The function Swap recieves two pointers to variables of type int, "a" and "b". Note that this is only a pointer, not an actual value. In other words, rather than copying the value to a temporary variable of type int, the function recieves the location in memory of the two variables. Then, the function proceeds to make the variable in memory pointed to by "a" swap with the variable in memory pointed to by "b". Note that rather than editing the pointers or a temporary value, it is editing the memory addresses themselves.
This means that in your main function, you have declared two variables, a and b. These are assigned a segment in memory, and that data is stored there. Then, when you call your "Swap" function, the values of a and b are swapped, due to you giving it the reference of the variables, as in their location in memory.
Hope this Helps!
P.S.
Just because I can't resist, there are many other types that can be returned apart from int, such as floats, bools, variable pointers, function pointers, references, structs, unions, classes, etc.
When you declared a and b varibales. The OS would allocate memory space equals sizeof(int)= 4bytes for each variables.
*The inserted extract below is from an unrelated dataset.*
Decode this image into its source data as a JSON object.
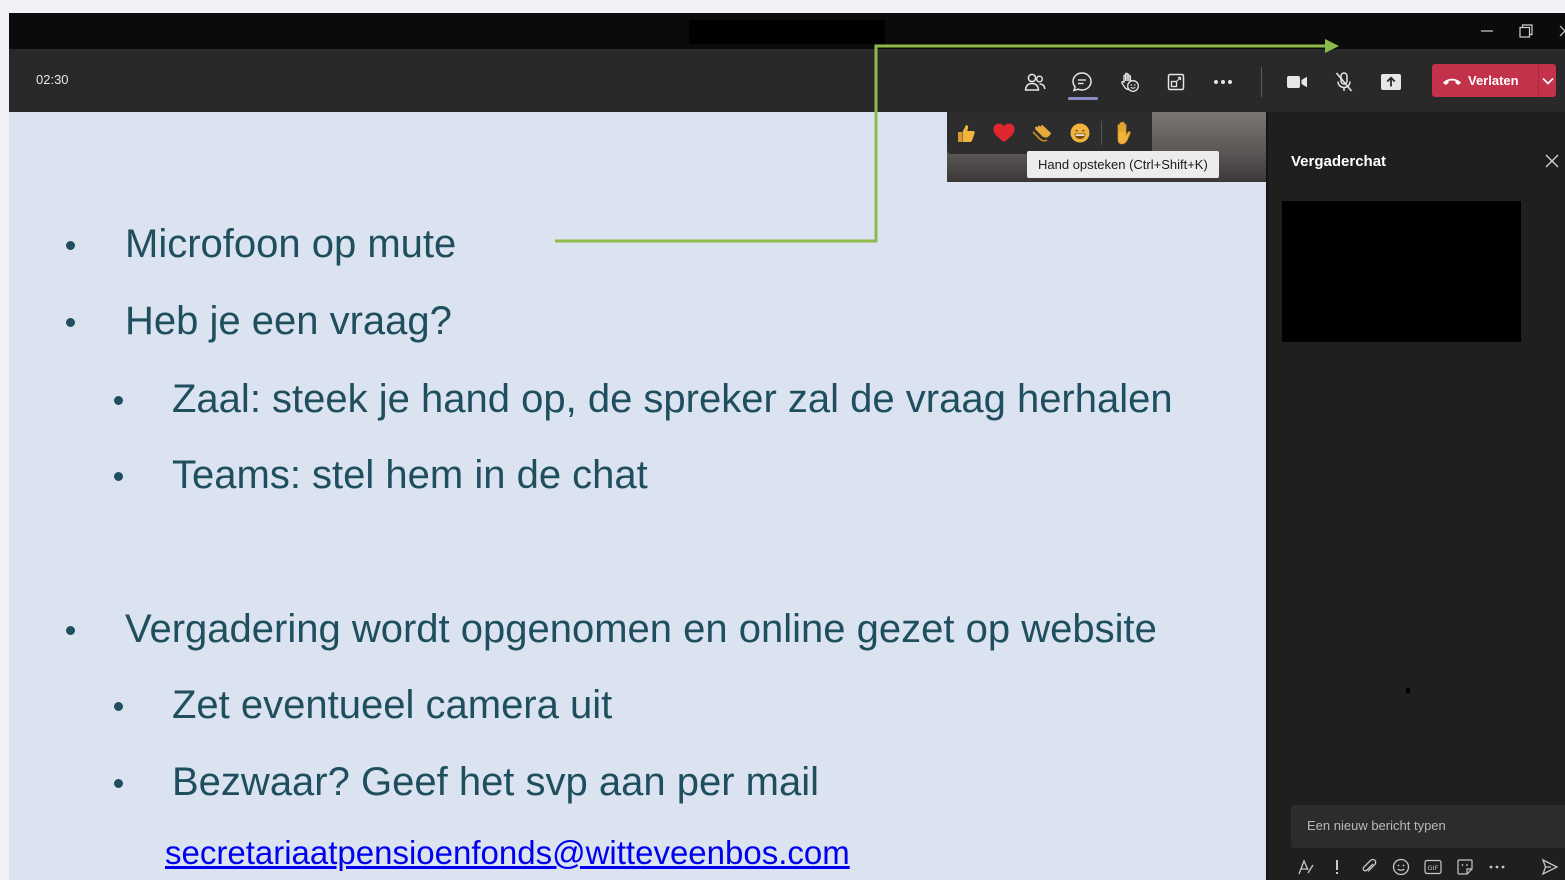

Pointer a and b in Swap function work on address of a and b variales in main function, not a copy of values of a and b variable.
Then that Swap function replaces the addresses of a and b instead of values??
I think you were wrong. It't replaces values of memory addrress, not eplaces the addresses of a and b instead of values??
I don't know maybe.
But what have I learned that:-
When you pass addresses of the variables and the function takes the values from addresses, you need not to mention any return type.
But if you take the values themselves and also you are returning the processed value, you do need to mention the return type (because in that case you would use 'int').